Hospitals receiving the accreditation take part in a multi-faceted clinical process that involves: completing a gap analysis; examining variances of care, developing an action plan; a rigorous onsite review; and monitoring for sustained success. Improved methods and strategies of caring for patients include streamlining processes, implementing of guidelines and standards, and adopting best practices in the care of patients experiencing the signs and symptoms of a heart attack.

“Education is a vital component of chest pain accreditation,” said Jenny Hardy, Stroke and Chest Pain Coordinator at TVRH. “We introduced numerous process improvement initiatives over the past year and will continue to educate our community, Emergency Medical Services partners, team members and providers so that we can continue to improve our care and patient outcomes.”
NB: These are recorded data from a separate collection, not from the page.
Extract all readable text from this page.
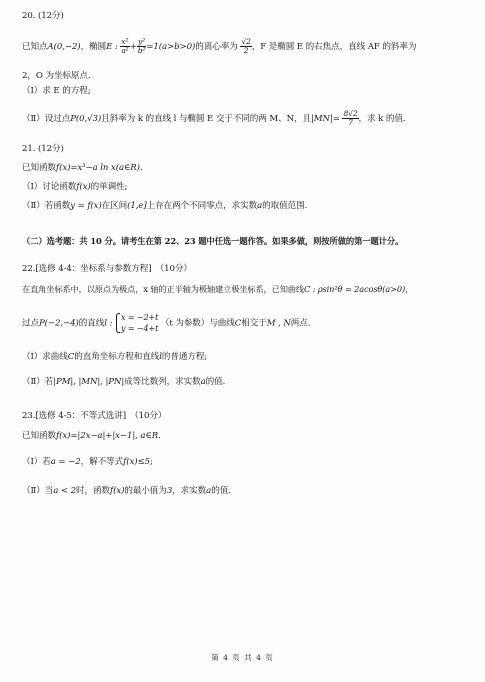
20. (12分)
已知点A(0,−2)，椭圆E : $\frac{\text{x²}}{\text{a²}} + \frac{\text{y²}}{\text{b²}} =1(a>b>0)$的离心率为 $\frac{√2}{2}$ ，F 是椭圆 E 的右焦点，直线 AF 的斜率为
2，O 为坐标原点.
（Ⅰ）求 E 的方程;
（Ⅱ）设过点P(0,√3)且斜率为 k 的直线 l 与椭圆 E 交于不同的两 M、N，且$|MN|= \frac{8√2}{7}$ ，求 k 的值.
21. (12分)
已知函数f(x)=x³−a ln x(a∈R).
（Ⅰ）讨论函数f(x)的单调性;
（Ⅱ）若函数y = f(x)在区间(1,e]上存在两个不同零点，求实数a的取值范围.
（二）选考题：共 10 分。请考生在第 22、23 题中任选一题作答。如果多做，则按所做的第一题计分。
22.[选修 4-4：坐标系与参数方程]　（10分）
在直角坐标系中，以原点为极点，x 轴的正半轴为极轴建立极坐标系，已知曲线C : ρsin²θ = 2acosθ(a>0)，
过点P(−2,−4)的直线l :
x = −2+t
y = −4+t （t 为参数）与曲线C相交于M , N两点.
（Ⅰ）求曲线C的直角坐标方程和直线l的普通方程;
（Ⅱ）若|PM|, |MN|, |PN|成等比数列，求实数a的值.
23.[选修 4-5：不等式选讲]　（10分）
已知函数f(x)=|2x−a|+|x−1|, a∈R.
（Ⅰ）若a = −2，解不等式f(x)≤5;
（Ⅱ）当a < 2时，函数f(x)的最小值为3，求实数a的值.
第 4 页 共 4 页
To the community, this means that Central Florida Health has demonstrated a higher standard and quality of care for the cardiac patient. But it doesn’t stop there.

“Receiving this distinction does not mean that we stop improving on our process and delivery of  care,” concludes Hardy. “We must continue to evaluate our chest pain program and implement process improvement initiatives across the care continuum for our patients.”